At the same time, a number of studies in vitro have warranted that the upregulated expression of PTEN could effectively inhibit the migration of human airway smooth muscle [31]. In our study, we detected the phosphorylation level of PTEN by Western blot analysis in MLE-12 cells which were treated with FIZZ1 recombination protein and FIZZ1-shRNA plasmid in vitro. The results showed that upregulated FIZZ1 could inhibit PTEN phosphorylation and the inhibitory effect of FIZZ1 on PTEN phosphorylation was blocked when FIZZ1 was silenced with FIZZ1-shRNA in vitro. We also observed that the overexpression of PTEN could downregulate the expression of type I collagen and fibronectin-1 in the protein level. These results suggested that the increased expression of PTEN may play a key role in airway remodeling by downregulating the expression of type I collagen and fibronectin-1.

These data clearly indicated that FIZZ1 could inhibit the phosphorylation of PTEN, which is consistent with previous reports [16, 32], and then this process could increase the expression of type I collagen and fibronectin-1. The appearance of collagen and fibronectin deposition correlates with the extent of airflow obstruction and may contribute to airway wall thickening, which eventually leads to airway collapse and airflow limitation [33].

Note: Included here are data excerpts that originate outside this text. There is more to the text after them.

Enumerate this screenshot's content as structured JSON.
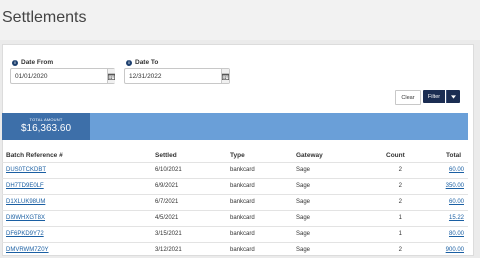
{
  "header": {
    "title": "Settlements"
  },
  "filters": {
    "date_from": {
      "label": "Date From",
      "value": "01/01/2020"
    },
    "date_to": {
      "label": "Date To",
      "value": "12/31/2022"
    },
    "clear_label": "Clear",
    "filter_label": "Filter"
  },
  "summary": {
    "total_label": "TOTAL AMOUNT",
    "total_value": "$16,363.60"
  },
  "table": {
    "columns": [
      "Batch Reference #",
      "Settled",
      "Type",
      "Gateway",
      "Count",
      "Total"
    ],
    "rows": [
      {
        "ref": "DUS0TCKDBT",
        "settled": "6/10/2021",
        "type": "bankcard",
        "gateway": "Sage",
        "count": "2",
        "total": "60.00"
      },
      {
        "ref": "DH7TD9E0LF",
        "settled": "6/9/2021",
        "type": "bankcard",
        "gateway": "Sage",
        "count": "2",
        "total": "350.00"
      },
      {
        "ref": "D1XLUK98UM",
        "settled": "6/7/2021",
        "type": "bankcard",
        "gateway": "Sage",
        "count": "2",
        "total": "60.00"
      },
      {
        "ref": "DI9WHXGT8X",
        "settled": "4/5/2021",
        "type": "bankcard",
        "gateway": "Sage",
        "count": "1",
        "total": "15.22"
      },
      {
        "ref": "DF6PKD9Y72",
        "settled": "3/15/2021",
        "type": "bankcard",
        "gateway": "Sage",
        "count": "1",
        "total": "80.00"
      },
      {
        "ref": "DMVRWM7Z0Y",
        "settled": "3/12/2021",
        "type": "bankcard",
        "gateway": "Sage",
        "count": "2",
        "total": "900.00"
      }
    ]
  },
  "colors": {
    "primary_button": "#1b2d52",
    "summary_bar": "#6a9fd8",
    "summary_total_box": "#3d6fa9",
    "link": "#1a5fa3"
  },
  "icons": {
    "info": "info-icon",
    "calendar": "calendar-icon",
    "caret": "caret-down-icon"
  }
}
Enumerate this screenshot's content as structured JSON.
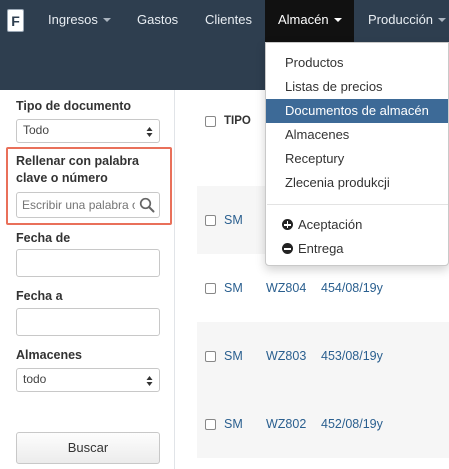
{
  "navbar": {
    "logo_letter": "F",
    "items": [
      {
        "label": "Ingresos",
        "has_caret": true
      },
      {
        "label": "Gastos",
        "has_caret": false
      },
      {
        "label": "Clientes",
        "has_caret": false
      },
      {
        "label": "Almacén",
        "has_caret": true,
        "active": true
      },
      {
        "label": "Producción",
        "has_caret": true
      }
    ]
  },
  "sidebar": {
    "doc_type_label": "Tipo de documento",
    "doc_type_value": "Todo",
    "keyword_label_line1": "Rellenar con palabra",
    "keyword_label_line2": "clave o número",
    "keyword_placeholder": "Escribir una palabra o",
    "date_from_label": "Fecha de",
    "date_to_label": "Fecha a",
    "warehouses_label": "Almacenes",
    "warehouses_value": "todo",
    "search_button": "Buscar"
  },
  "table": {
    "header_type": "TIPO",
    "rows": [
      {
        "type": "SM",
        "code": "",
        "number": ""
      },
      {
        "type": "SM",
        "code": "WZ804",
        "number": "454/08/19y"
      },
      {
        "type": "SM",
        "code": "WZ803",
        "number": "453/08/19y"
      },
      {
        "type": "SM",
        "code": "WZ802",
        "number": "452/08/19y"
      }
    ]
  },
  "dropdown": {
    "items": [
      {
        "label": "Productos"
      },
      {
        "label": "Listas de precios"
      },
      {
        "label": "Documentos de almacén",
        "selected": true
      },
      {
        "label": "Almacenes"
      },
      {
        "label": "Receptury"
      },
      {
        "label": "Zlecenia produkcji"
      }
    ],
    "actions": [
      {
        "label": "Aceptación",
        "icon": "plus-circle-icon"
      },
      {
        "label": "Entrega",
        "icon": "minus-circle-icon"
      }
    ]
  },
  "colors": {
    "navbar": "#2e3e4f",
    "active_nav": "#111111",
    "selected_item": "#3d6a97",
    "highlight_border": "#e9705a",
    "link": "#2a5f8f"
  }
}
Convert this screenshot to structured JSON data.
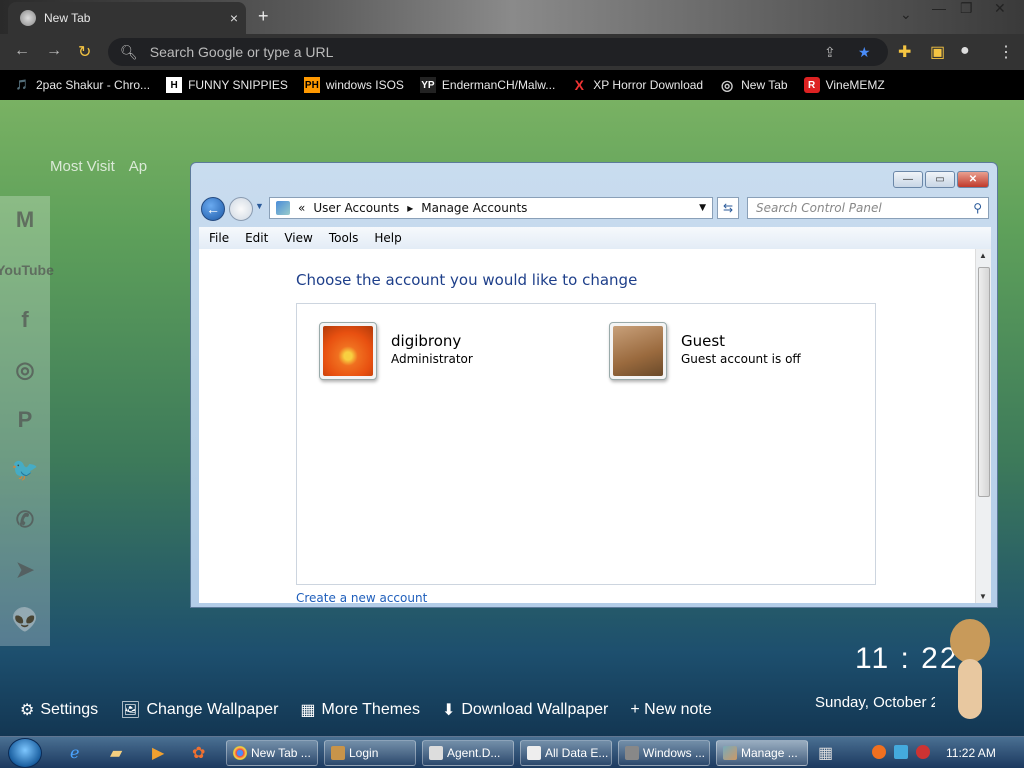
{
  "browser": {
    "tab_title": "New Tab",
    "tab_close": "×",
    "new_tab": "+",
    "omnibox_placeholder": "Search Google or type a URL",
    "bookmarks": [
      {
        "label": "2pac Shakur - Chro...",
        "icon": "🎵"
      },
      {
        "label": "FUNNY SNIPPIES",
        "icon": "H"
      },
      {
        "label": "windows ISOS",
        "icon": "PH"
      },
      {
        "label": "EndermanCH/Malw...",
        "icon": "YP"
      },
      {
        "label": "XP Horror Download",
        "icon": "X"
      },
      {
        "label": "New Tab",
        "icon": "◎"
      },
      {
        "label": "VineMEMZ",
        "icon": "R"
      }
    ]
  },
  "ntp": {
    "most_visited": "Most Visit",
    "apps": "Ap",
    "settings": "Settings",
    "change_wallpaper": "Change Wallpaper",
    "more_themes": "More Themes",
    "download_wallpaper": "Download Wallpaper",
    "new_note": "+ New note",
    "clock": "11 : 22",
    "date": "Sunday, October 2",
    "social": [
      "M",
      "YouTube",
      "f",
      "◎",
      "P",
      "🐦",
      "✆",
      "➤",
      "👽"
    ]
  },
  "window": {
    "breadcrumb_prefix": "«",
    "crumb1": "User Accounts",
    "crumb_sep": "▸",
    "crumb2": "Manage Accounts",
    "search_placeholder": "Search Control Panel",
    "menu": [
      "File",
      "Edit",
      "View",
      "Tools",
      "Help"
    ],
    "heading": "Choose the account you would like to change",
    "accounts": [
      {
        "name": "digibrony",
        "role": "Administrator"
      },
      {
        "name": "Guest",
        "role": "Guest account is off"
      }
    ],
    "create_link": "Create a new account"
  },
  "taskbar": {
    "buttons": [
      "New Tab ...",
      "Login",
      "Agent.D...",
      "All Data E...",
      "Windows ...",
      "Manage ..."
    ],
    "time": "11:22 AM"
  }
}
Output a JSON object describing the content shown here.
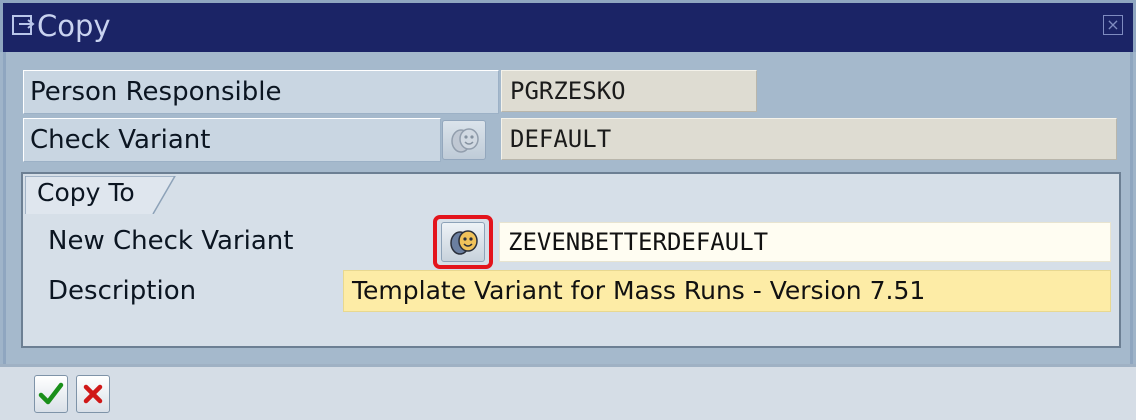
{
  "dialog": {
    "title": "Copy",
    "icons": {
      "title": "window-icon",
      "close": "close-icon"
    }
  },
  "fields": {
    "person_responsible": {
      "label": "Person Responsible",
      "value": "PGRZESKO"
    },
    "check_variant": {
      "label": "Check Variant",
      "value": "DEFAULT",
      "icon": "masks-icon"
    }
  },
  "copy_to": {
    "title": "Copy To",
    "new_check_variant": {
      "label": "New Check Variant",
      "value": "ZEVENBETTERDEFAULT",
      "icon": "masks-icon",
      "highlight_color": "#e3141c"
    },
    "description": {
      "label": "Description",
      "value": "Template Variant for Mass Runs - Version 7.51"
    }
  },
  "footer": {
    "confirm_icon": "checkmark-icon",
    "cancel_icon": "cancel-x-icon",
    "colors": {
      "confirm": "#1a8f1a",
      "cancel": "#d01818"
    }
  }
}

Recent reports have indicated that FIZZ1 may induce collagen deposition as well as myofibroblast differentiation in lung tissue [34]. Furthermore, reduplicative intranasal administration of recombinant FIZZ1 protein could cause fibrotic changes in a lung granuloma model [35]. Hence, these studies suggested that FIZZ1 may play several roles in the lung tissue depending on the cell types involved and stage of the inflammatory response or the process of airway remodeling. Our data, as well as that of others, have suggested an early pro-inflammatory and pro-remodeling role of FIZZ1 [34, 35]. Although the approach presented in our study was on the basis of the FIZZ1 function in asthma, it still remains to be determined whether the observed effects of FIZZ1 are specific for airway remodeling or airway inflammation. Also, identification of these changes provides evidence that further work will be required to fully illustrate the multiple functions of FIZZ1 in the lung during airway remodeling in asthma, and further therapeutic development of anti-asthma strategies aimed at the FIZZ1/PTEN axis still needs further study.

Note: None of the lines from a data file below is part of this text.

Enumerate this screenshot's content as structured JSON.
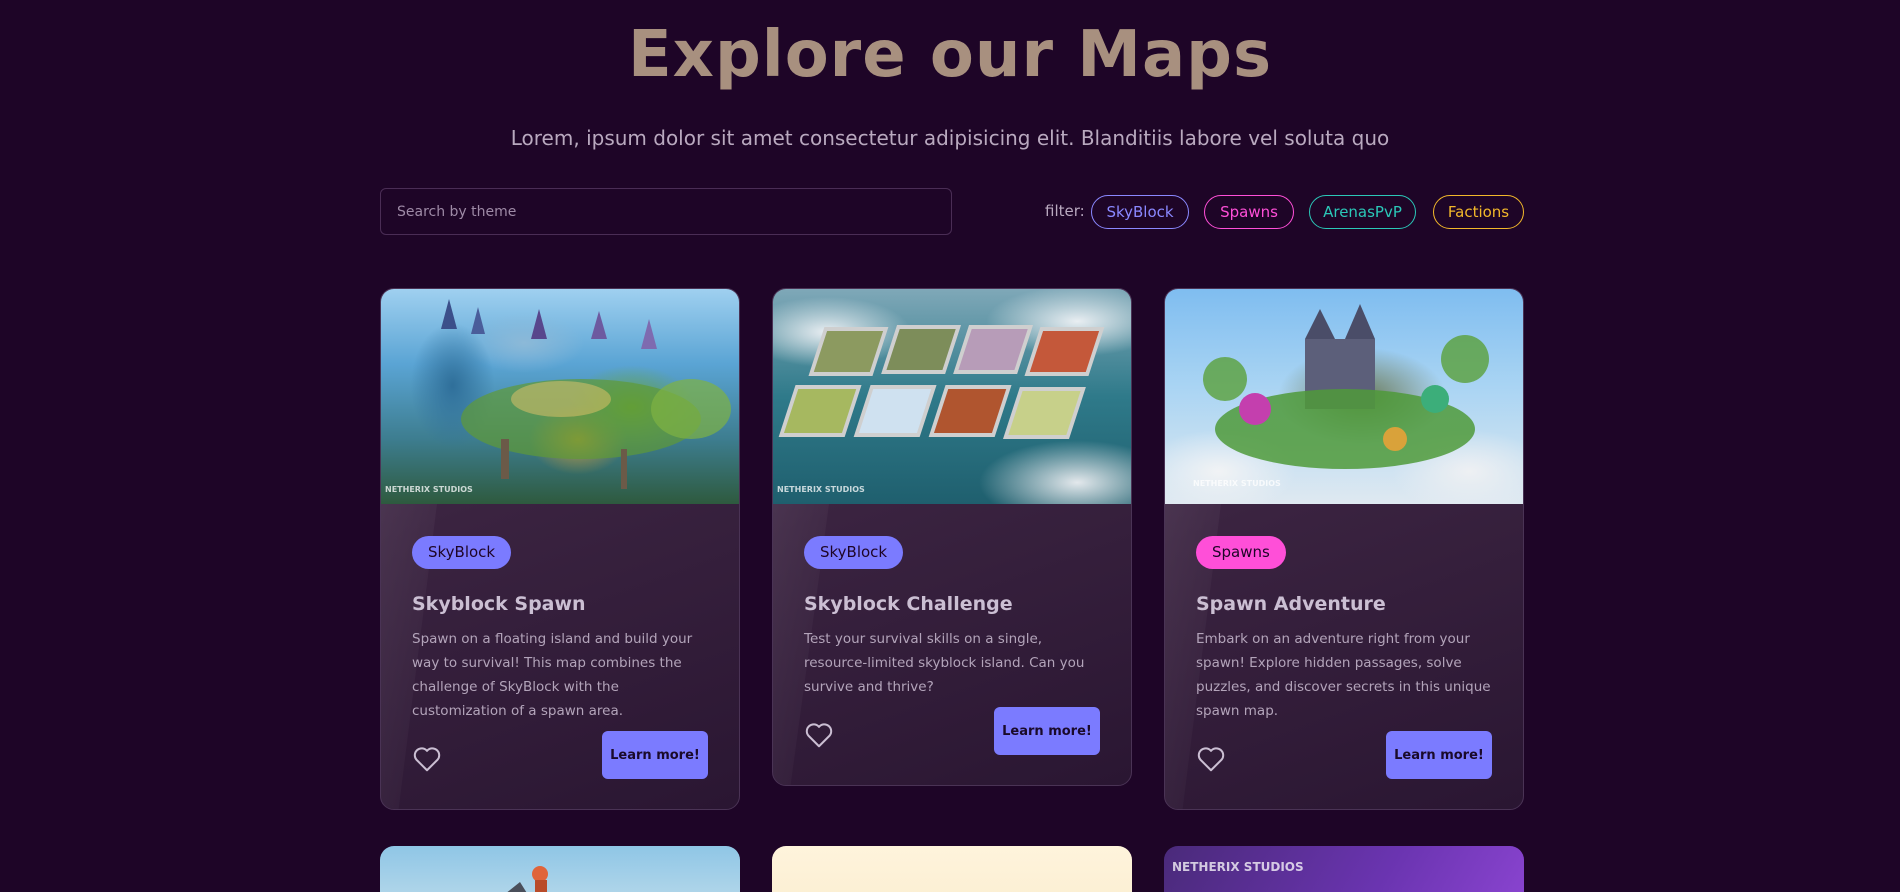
{
  "header": {
    "title": "Explore our Maps",
    "subtitle": "Lorem, ipsum dolor sit amet consectetur adipisicing elit. Blanditiis labore vel soluta quo"
  },
  "search": {
    "placeholder": "Search by theme",
    "value": ""
  },
  "filter": {
    "label": "filter:",
    "options": [
      {
        "label": "SkyBlock",
        "color": "#8a88ff"
      },
      {
        "label": "Spawns",
        "color": "#ff4fd8"
      },
      {
        "label": "ArenasPvP",
        "color": "#2bc8b8"
      },
      {
        "label": "Factions",
        "color": "#f2b82a"
      }
    ]
  },
  "cards": [
    {
      "tag": "SkyBlock",
      "tag_color": "#7b7bff",
      "title": "Skyblock Spawn",
      "description": "Spawn on a floating island and build your way to survival! This map combines the challenge of SkyBlock with the customization of a spawn area.",
      "button": "Learn more!",
      "watermark": "NETHERIX STUDIOS"
    },
    {
      "tag": "SkyBlock",
      "tag_color": "#7b7bff",
      "title": "Skyblock Challenge",
      "description": "Test your survival skills on a single, resource-limited skyblock island. Can you survive and thrive?",
      "button": "Learn more!",
      "watermark": "NETHERIX STUDIOS"
    },
    {
      "tag": "Spawns",
      "tag_color": "#ff4fd8",
      "title": "Spawn Adventure",
      "description": "Embark on an adventure right from your spawn! Explore hidden passages, solve puzzles, and discover secrets in this unique spawn map.",
      "button": "Learn more!",
      "watermark": "NETHERIX STUDIOS"
    }
  ],
  "second_row": {
    "watermark": "NETHERIX STUDIOS"
  }
}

In summary, our study has demonstrated that FIZZ1 may play a pivotal role in the process of airway remodeling by regulating the PTEN signaling pathway. The airway epithelium is the forefront of asthma pathophysiology, and we could design different approaches to therapy rather than just to suppress inflammation and modulate immune response in the past by focusing on airways vulnerable to environmental factors. Thereby, it would provide theoretical support to carry out the target treatment of FIZZ1-PTEN-type I collagen and fibronectin-1 signaling pathway for airway remodeling in asthma.